Seither werden wir über sämtliche geheimen Bundesratsbeschlüsse informiert, auch über nachrichtendienstliche Themen hinaus. Wir nehmen fürs Parlament eine grosse Verantwortung wahr. Soweit ich das beurteilen kann, klappt das. Aber es war ein Kampf, bis wir diese Rechte erreicht haben.
Wie tief kann die GPDel in die Akten Einsicht nehmen?
Wir sehen alle Akten, die wir sehen wollen. Als letztes haben wir sämtliche Akten über den Fall Daniel Moser gesehen, den Spion, der in Deutschland tätig war.

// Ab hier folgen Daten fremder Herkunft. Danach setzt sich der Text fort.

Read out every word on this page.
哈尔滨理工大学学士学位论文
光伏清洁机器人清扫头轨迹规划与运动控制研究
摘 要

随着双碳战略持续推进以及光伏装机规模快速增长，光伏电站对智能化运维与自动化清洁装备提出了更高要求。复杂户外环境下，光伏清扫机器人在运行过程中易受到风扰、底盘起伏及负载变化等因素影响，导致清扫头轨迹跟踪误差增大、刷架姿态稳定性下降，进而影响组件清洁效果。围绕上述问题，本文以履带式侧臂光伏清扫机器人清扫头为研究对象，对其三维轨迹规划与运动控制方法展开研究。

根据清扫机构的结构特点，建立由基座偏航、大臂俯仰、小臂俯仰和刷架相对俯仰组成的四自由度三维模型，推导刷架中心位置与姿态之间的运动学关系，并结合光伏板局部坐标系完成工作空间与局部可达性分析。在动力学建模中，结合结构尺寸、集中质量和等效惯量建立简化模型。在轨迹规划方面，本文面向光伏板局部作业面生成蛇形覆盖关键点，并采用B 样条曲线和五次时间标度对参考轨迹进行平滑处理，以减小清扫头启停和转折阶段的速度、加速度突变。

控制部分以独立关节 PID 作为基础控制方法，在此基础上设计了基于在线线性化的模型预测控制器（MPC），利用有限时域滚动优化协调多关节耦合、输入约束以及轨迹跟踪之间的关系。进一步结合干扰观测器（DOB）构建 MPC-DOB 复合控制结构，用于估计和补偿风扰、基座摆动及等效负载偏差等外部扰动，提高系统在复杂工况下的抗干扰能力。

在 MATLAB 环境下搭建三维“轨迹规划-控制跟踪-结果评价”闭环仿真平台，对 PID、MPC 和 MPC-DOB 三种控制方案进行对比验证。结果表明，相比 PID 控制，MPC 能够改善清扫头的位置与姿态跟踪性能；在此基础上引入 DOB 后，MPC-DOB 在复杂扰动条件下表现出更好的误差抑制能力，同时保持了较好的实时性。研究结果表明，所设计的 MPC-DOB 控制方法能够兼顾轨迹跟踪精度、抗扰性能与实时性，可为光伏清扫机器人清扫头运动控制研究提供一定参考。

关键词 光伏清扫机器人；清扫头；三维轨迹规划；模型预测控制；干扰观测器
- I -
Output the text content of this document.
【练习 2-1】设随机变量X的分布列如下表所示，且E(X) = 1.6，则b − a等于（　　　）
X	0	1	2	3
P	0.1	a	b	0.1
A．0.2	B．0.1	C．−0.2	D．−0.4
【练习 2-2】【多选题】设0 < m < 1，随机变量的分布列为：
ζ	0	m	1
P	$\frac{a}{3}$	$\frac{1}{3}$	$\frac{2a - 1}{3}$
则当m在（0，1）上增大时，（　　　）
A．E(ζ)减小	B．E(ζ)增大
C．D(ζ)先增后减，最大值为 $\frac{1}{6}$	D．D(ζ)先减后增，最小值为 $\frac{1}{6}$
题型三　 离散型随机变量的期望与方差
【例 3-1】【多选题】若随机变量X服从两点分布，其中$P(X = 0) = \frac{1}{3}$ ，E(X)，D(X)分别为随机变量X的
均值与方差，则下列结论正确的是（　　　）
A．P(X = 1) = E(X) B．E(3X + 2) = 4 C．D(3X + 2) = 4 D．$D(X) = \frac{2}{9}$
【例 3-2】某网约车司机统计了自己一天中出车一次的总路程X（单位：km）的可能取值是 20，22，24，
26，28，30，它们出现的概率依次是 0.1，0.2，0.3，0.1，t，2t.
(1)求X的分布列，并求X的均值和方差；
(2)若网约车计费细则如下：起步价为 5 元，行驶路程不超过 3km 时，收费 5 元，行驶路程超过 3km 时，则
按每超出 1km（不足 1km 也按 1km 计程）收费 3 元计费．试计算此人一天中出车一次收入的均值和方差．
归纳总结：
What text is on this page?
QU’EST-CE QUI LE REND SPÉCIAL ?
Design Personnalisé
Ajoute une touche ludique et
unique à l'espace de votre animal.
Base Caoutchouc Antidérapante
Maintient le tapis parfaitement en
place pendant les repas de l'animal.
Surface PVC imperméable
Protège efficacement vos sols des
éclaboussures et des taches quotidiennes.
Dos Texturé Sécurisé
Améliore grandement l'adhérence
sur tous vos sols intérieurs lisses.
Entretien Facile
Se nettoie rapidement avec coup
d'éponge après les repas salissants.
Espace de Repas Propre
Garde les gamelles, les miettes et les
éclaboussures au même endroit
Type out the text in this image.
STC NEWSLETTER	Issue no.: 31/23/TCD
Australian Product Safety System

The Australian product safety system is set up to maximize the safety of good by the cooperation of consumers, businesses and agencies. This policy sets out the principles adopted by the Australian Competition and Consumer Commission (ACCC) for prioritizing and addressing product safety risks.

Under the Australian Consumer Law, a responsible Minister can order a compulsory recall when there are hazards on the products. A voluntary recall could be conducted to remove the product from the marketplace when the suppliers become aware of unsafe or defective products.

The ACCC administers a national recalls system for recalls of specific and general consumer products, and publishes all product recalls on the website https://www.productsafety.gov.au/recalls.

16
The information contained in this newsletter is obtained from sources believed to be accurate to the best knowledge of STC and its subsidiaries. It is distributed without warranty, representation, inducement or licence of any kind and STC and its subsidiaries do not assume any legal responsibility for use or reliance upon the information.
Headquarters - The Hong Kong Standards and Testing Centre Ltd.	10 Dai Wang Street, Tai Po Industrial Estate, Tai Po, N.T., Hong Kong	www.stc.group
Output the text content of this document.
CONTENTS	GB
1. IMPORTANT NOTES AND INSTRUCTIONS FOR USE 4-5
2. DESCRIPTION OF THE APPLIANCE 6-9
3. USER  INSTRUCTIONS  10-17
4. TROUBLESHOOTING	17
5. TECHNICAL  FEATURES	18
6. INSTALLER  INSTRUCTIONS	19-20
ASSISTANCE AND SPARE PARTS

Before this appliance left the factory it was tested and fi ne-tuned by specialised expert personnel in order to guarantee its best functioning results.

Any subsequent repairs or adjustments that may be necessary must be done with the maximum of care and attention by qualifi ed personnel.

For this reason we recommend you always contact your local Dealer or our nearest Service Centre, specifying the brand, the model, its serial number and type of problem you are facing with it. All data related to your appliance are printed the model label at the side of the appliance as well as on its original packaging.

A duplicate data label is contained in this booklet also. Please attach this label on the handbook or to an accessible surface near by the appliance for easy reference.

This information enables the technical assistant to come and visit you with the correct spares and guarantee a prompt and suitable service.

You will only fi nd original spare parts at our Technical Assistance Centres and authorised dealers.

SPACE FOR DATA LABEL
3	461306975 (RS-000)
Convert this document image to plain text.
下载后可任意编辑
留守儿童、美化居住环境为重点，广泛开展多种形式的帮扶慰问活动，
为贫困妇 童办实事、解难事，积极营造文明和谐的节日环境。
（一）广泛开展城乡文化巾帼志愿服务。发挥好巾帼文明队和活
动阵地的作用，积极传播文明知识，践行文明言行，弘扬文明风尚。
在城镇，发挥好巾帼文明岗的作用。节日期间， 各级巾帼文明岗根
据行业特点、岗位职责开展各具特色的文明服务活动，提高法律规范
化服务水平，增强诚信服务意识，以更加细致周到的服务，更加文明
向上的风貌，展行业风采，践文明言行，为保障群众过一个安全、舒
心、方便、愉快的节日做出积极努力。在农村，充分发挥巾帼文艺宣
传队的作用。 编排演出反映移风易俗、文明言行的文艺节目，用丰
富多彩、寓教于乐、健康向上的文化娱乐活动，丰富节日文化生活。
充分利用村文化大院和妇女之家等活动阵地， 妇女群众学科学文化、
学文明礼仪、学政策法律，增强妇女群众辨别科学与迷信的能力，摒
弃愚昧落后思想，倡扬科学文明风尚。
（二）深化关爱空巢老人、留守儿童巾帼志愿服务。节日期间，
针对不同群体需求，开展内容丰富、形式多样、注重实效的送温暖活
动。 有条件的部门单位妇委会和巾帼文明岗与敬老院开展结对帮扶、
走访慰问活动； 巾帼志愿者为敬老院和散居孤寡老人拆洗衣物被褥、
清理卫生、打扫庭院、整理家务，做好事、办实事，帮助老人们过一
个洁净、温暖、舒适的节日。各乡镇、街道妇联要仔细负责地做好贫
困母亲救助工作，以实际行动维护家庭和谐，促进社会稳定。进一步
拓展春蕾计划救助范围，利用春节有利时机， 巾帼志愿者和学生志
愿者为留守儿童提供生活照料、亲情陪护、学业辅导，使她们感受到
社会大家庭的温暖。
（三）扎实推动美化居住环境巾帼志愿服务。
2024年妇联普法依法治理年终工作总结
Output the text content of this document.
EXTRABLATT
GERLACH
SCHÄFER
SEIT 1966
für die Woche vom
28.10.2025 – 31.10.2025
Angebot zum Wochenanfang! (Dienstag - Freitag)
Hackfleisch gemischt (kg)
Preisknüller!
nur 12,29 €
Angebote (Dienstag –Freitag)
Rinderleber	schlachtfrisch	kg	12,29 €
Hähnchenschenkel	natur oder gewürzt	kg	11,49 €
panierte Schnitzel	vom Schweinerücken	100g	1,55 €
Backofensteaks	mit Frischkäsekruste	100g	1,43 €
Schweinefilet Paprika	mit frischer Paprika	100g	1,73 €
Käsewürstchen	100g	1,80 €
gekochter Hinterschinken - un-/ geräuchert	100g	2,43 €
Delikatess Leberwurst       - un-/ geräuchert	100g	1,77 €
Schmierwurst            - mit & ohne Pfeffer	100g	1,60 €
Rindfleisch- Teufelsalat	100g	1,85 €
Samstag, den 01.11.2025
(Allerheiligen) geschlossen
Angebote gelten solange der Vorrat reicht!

Wir sehen sämtliche Operationen, die wir sehen wollen.
Wir haben ein umfassendes Einsichtsrecht. Inzwischen teilen auch die Dienste die Ansicht, dass diese Oberaufsicht auch in ihrem Interesse ist. Das war ein langjähriger Prozess.
Im Moment bin ich davon überzeugt, dass die Kontrolle funktioniert.
Ich muss dem vergangenen Chef des Nachrichtendiensts, Markus Seiler, ein Kränzchen winden. Er hat bei dieser Transformation sehr aktiv mitgewirkt und dazu beigetragen, dass dieses Verständnis zugenommen hat.
Angenommen, heute würde eine ähnliche Organisation wie P-26 existieren. Wie könnte die GPDel dahinterkommen?
Nun gut, man kann nicht ausschliessen, dass man hintergangen wird. Aber ich denke, dass das Bewusstsein innerhalb des Bundesrats beispielsweise, aber auch im Parlament, so gross und so stark ist, dass etwa ein Verteidigungsminister nicht einfach hinter dem Rücken seiner Kollegen von etwas weiss und es nicht weitergäbe.
Im Moment bin ich davon überzeugt, dass die Kontrolle funktioniert. Aber selbstverständlich weiss ich nicht, wie sich die weltpolitische Lage verändern wird. Zumindest vom Gesetz her – und das ist der grosse Unterschied zu damals – ist die Ausgangslage heute grundlegend eine andere.
Das Gespräch führte Raphael Zehnder.